Les parents de Denis Villeneuve, Jean et Nicole, étaient particulièrement fébriles avant le début de la cérémonie de remise des Oscars qu'on présentait sur écran géant au club de golf de Gentilly dimanche soir.
À ce moment, il a fallu lire sur les lèvres du cinéaste pour y décrypter un solide juron silencieux en référence à la petite armoire qui abrite le ciboire à l'église. Il faut croire que le public a une bonne lecture labiale puisqu'il s'est joyeusement esclaffé. 
«Je vous souhaite une super belle soirée, merci beaucoup tout le monde!», a terminé le Gentillois. Ces précieuses secondes de vidéo volées à un horaire inimaginable pour le commun des mortels ont été un cadeau inespéré et de toute dernière minute (les organisateurs ne l'ont reçu que vers 17 h) venant confirmer le profond attachement qui unit ce très grand cinéaste à sa région d'origine. 
Inutile de dire que les parents de Denis Villeneuve étaient pour le moins fébriles peu après leur arrivée au club de golf. «Je ne saurais dire si c'est la remise des Oscars ou la réception ici qui me fait cet effet, mais j'ai le coeur qui bat comme si j'avais couru un marathon! commentait Nicole Demers, la mère du cinéaste. C'est une magnifique réception: les gens qui ont mis ça sur pied ont du génie, je trouve.»
Moment fort d'une fin de semaine de grandes émotions, les parents Villeneuve ont reçu un coup de fil de Denis samedi après-midi. «Ç'a été un grand bonheur, commentait sa mère. Ça fait des semaines qu'on ne s'était pas parlé parce qu'il est extrêmement occupé et on respecte ce qu'il a à vivre, évidemment. Il a été grippé ces derniers jours mais samedi, il se sentait mieux et il avait hâte à la cérémonie. Il a aussi redit qu'il n'avait pas d'attente. C'est sûr qu'il aimerait gagner un Oscar mais je le crois quand il dit qu'il va être heureux s'il ne remporte rien.»

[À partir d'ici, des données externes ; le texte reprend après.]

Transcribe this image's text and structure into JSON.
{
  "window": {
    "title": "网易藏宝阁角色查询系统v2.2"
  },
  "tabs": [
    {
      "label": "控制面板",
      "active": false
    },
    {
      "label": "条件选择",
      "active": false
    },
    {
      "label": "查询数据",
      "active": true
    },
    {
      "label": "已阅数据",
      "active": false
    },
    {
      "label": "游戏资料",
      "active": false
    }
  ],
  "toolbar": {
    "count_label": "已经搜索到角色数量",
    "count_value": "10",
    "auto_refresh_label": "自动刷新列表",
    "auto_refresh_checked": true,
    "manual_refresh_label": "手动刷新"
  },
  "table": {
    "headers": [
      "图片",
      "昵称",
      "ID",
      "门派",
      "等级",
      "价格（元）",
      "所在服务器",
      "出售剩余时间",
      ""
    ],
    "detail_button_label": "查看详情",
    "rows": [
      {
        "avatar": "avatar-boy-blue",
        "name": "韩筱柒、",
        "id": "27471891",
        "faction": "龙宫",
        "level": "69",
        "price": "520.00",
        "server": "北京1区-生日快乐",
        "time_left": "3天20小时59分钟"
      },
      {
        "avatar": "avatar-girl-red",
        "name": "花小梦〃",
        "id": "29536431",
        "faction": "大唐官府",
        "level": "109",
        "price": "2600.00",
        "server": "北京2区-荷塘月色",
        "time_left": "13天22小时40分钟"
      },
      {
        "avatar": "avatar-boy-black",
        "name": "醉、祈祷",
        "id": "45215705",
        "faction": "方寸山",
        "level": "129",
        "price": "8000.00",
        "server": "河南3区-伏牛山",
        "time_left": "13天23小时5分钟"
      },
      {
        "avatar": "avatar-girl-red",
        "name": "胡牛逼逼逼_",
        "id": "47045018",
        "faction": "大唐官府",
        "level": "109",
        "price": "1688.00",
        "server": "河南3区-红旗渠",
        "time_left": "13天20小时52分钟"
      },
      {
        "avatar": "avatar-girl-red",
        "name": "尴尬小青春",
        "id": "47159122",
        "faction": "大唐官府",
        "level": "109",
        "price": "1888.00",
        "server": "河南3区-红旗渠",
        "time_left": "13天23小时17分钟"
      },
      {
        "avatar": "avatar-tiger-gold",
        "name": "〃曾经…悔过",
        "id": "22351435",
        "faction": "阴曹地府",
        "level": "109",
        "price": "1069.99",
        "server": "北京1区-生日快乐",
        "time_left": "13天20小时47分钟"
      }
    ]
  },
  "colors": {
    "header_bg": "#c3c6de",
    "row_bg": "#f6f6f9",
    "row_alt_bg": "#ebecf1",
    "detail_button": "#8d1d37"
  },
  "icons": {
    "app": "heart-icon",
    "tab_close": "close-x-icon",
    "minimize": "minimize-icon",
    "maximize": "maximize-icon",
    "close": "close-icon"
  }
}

Il a aussi raconté l'épisode loufoque de la rencontre officielle avec les réalisateurs en nomination pour le meilleur film en langue étrangère. C'est lui qui leur servait de parrain hollywoodien, en quelque sorte, et lors de la rencontre, il a présenté une imitation clownesque du personnage central du film allemand Toni Erdmann dans un dialogue préparé avec sa fille Salomé. 
«J'ai tellement reconnu l'ado qu'il était, de dire sa mère. Lui, les déguisements, il adore ça. Vous savez, Denis est très drôle. Ce n'est pas un côté de lui qu'on voit beaucoup publiquement, parce qu'il est discret, mais je peux vous le confirmer.»
À la suite des entrevues avec les nombreux médias présents, les parents Villeneuve ont reçu les voeux de plusieurs personnes présentes qui tenaient à les saluer et à leur confirmer que, comme eux, ils se croisaient les doigts pour la suite. Il était pourtant clair que personne n'allait quitter la salle déçu si L'arrivée ne remportait aucune statuette. 
«Pour nous, d'indiquer Steve Brunelle, membre du comité organisateur, c'est une victoire sur toute la ligne. On a eu au moins une trentaine de bénévoles sortis d'on ne sait où cet après-midi pour venir monter la salle. On a reçu environ 220 personnes un dimanche soir alors qu'on sait que ça ne se terminera pas tôt et tous semblent heureux d'être là. Plus important encore, je pense que ça fait du bien de vivre un événement rassembleur et positif de la sorte.»
«En plus, ça rayonne à l'extérieur. On a fait une recherche et on a recensé des textes qui se sont écrits cette semaine sur Denis à travers le monde et dans chacun, il mentionne Gentilly. Je pense que ça démontre la profondeur de son ancrage.»